Tsūgen Jakurei 通幻寂靈 (Genkō 2 → 1322; Meitoku 2 / Genchū 8 / 1391-09-22), Late-Nanbokuchō Japanese Sōtō-Zen master, fourth-generation patriarch in the 紹瑾 Keizan / 峨山 Gasan line of Sōji-ji 總持寺. Style-name (字) Tsūgen 通幻 (“Penetrating-Phantom”); dharma-name Jakurei 寂靈. Posthumous title Tsūgen Reisai-Zenji 通幻靈裁禪師 with later additions. Native of Kyō 京 (the capital, modern Kyoto).
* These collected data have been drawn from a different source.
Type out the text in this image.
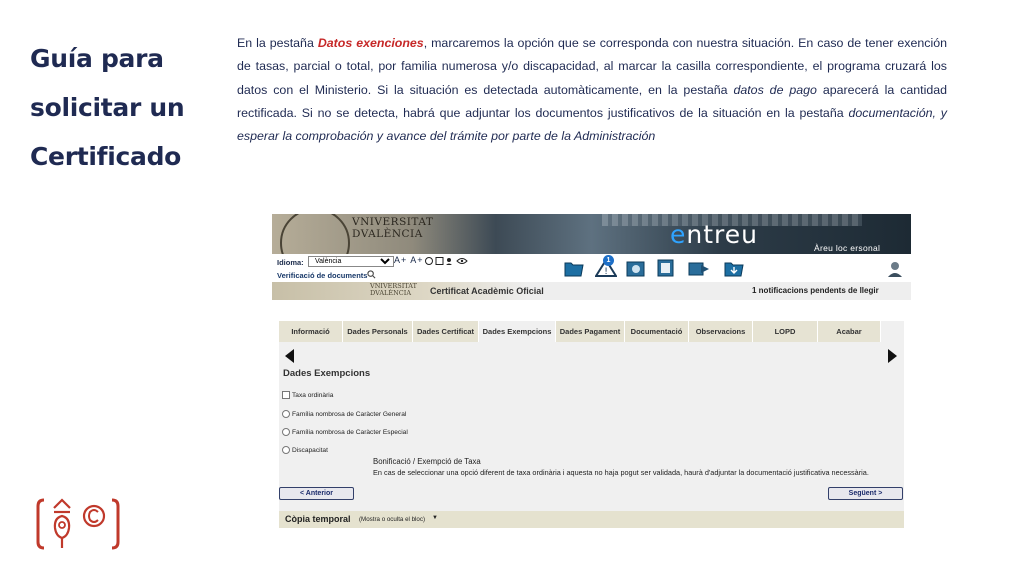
Guía para
solicitar un
Certificado
En la pestaña Datos exenciones, marcaremos la opción que se corresponda con nuestra situación. En caso de tener exención de tasas, parcial o total, por familia numerosa y/o discapacidad, al marcar la casilla correspondiente, el programa cruzará los datos con el Ministerio. Si la situación es detectada automàticamente, en la pestaña datos de pago aparecerá la cantidad rectificada. Si no se detecta, habrá que adjuntar los documentos justificativos de la situación en la pestaña documentación, y esperar la comprobación y avance del trámite por parte de la Administración
VNIVERSITAT
DVALÈNCIA	entreu	Àreu loc ersonal
Idioma:
València	A+ A+
Verificació de documents	!
1
VNIVERSITAT
DVALÈNCIA	Certificat Acadèmic Oficial	1 notificacions pendents de llegir
Informació	Dades Personals	Dades Certificat	Dades Exempcions	Dades Pagament	Documentació	Observacions	LOPD	Acabar
Dades Exempcions
Taxa ordinària
Família nombrosa de Caràcter General
Família nombrosa de Caràcter Especial
Discapacitat
Bonificació / Exempció de Taxa
En cas de seleccionar una opció diferent de taxa ordinària i aquesta no haja pogut ser validada, haurà d'adjuntar la documentació justificativa necessària.
< Anterior	Següent >
Còpia temporal (Mostra o oculta el bloc) ▼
Tonsured under 峨山 Gasan Jōseki 峨山韶碩 (1276–1366) at Sōji-ji 總持寺 in Noto; received Gasan’s transmission as one of his Five Disciples (峨山五哲 Gasan no goteki) — the senior cohort of fourth-generation Sōji-ji-line abbots through whom the entire later Sōtō-Zen system descends. Tsūgen is the first of the goteki in seniority, the founder of the Tsūgen-ha 通幻派, the dominant Sōji-ji sub-lineage in late-medieval Japan.

Founder-abbot (開山) of:

  • Yōshin-ji 永心寺 in Echizen,
  • Yōshō-ji 永祥寺 in Tango,
  • Hōzō-ji 寶藏寺 in Tajima,
  • Yōkō-ji 永光寺 (Keizan’s foundation in Noto, restored after fire),
  • and notably Sōji-ji 諸嶽山總持寺 itself in Noto, where he was abbot in his late career.
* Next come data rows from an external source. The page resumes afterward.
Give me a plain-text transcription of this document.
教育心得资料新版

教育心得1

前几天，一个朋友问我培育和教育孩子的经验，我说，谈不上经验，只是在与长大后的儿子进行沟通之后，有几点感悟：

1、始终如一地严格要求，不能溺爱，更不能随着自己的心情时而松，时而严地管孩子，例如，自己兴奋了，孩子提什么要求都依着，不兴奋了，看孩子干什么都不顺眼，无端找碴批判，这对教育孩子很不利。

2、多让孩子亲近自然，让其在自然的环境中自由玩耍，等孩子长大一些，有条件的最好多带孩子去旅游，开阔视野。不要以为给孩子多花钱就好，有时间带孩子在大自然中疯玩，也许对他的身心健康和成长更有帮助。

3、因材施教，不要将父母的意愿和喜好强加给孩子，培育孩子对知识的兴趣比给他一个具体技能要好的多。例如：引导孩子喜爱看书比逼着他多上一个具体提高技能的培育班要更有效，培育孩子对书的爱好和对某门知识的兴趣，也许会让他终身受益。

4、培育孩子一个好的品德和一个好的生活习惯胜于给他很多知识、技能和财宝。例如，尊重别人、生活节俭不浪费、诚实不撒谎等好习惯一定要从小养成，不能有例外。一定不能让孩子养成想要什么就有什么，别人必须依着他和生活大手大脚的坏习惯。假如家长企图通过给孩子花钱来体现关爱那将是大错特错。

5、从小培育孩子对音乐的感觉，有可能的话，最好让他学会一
His recorded sayings circulate as the Tsūgen Rei-zenji manroku 通幻靈禪師漫録 (the present text KR6t0298), edited two and a half centuries later from “manuscript copies half-rotted by rain” (per the editor’s preface) by Geppa Dōin 月坡道印 and printed in Enpō 3 / 1675.
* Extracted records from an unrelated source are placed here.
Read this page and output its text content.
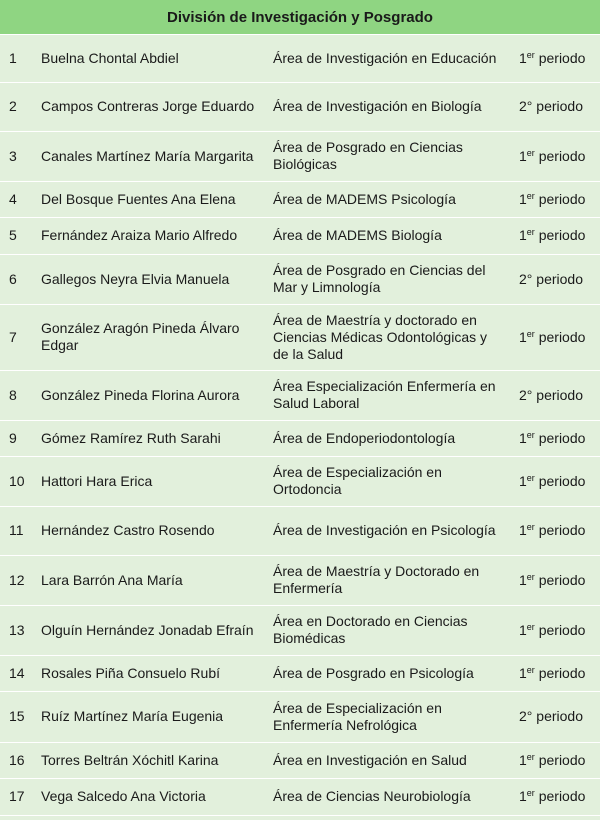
División de Investigación y Posgrado
1	Buelna Chontal Abdiel	Área de Investigación en Educación	1er periodo
2	Campos Contreras Jorge Eduardo	Área de Investigación en Biología	2° periodo
3	Canales Martínez María Margarita	Área de Posgrado en Ciencias Biológicas	1er periodo
4	Del Bosque Fuentes Ana Elena	Área de MADEMS Psicología	1er periodo
5	Fernández Araiza Mario Alfredo	Área de MADEMS Biología	1er periodo
6	Gallegos Neyra Elvia Manuela	Área de Posgrado en Ciencias del Mar y Limnología	2° periodo
7	González Aragón Pineda Álvaro Edgar	Área de Maestría y doctorado en Ciencias Médicas Odontológicas y de la Salud	1er periodo
8	González Pineda Florina Aurora	Área Especialización Enfermería en Salud Laboral	2° periodo
9	Gómez Ramírez Ruth Sarahi	Área de Endoperiodontología	1er periodo
10	Hattori Hara Erica	Área de Especialización en Ortodoncia	1er periodo
11	Hernández Castro Rosendo	Área de Investigación en Psicología	1er periodo
12	Lara Barrón Ana María	Área de Maestría y Doctorado en Enfermería	1er periodo
13	Olguín Hernández Jonadab Efraín	Área en Doctorado en Ciencias Biomédicas	1er periodo
14	Rosales Piña Consuelo Rubí	Área de Posgrado en Psicología	1er periodo
15	Ruíz Martínez María Eugenia	Área de Especialización en Enfermería Nefrológica	2° periodo
16	Torres Beltrán Xóchitl Karina	Área en Investigación en Salud	1er periodo
17	Vega Salcedo Ana Victoria	Área de Ciencias Neurobiología	1er periodo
The Tsūgen-ha sub-lineage that descends from him became the dominant Sōji-ji-line trunk, and the modern Sōtō-school’s two head-temples — Eihei-ji (Eihei tradition through Gi’un) and Sōji-ji (Sōji tradition through Tsūgen and his peers) — represent two distinct fourth-generation lineages from Dōgen and Keizan respectively.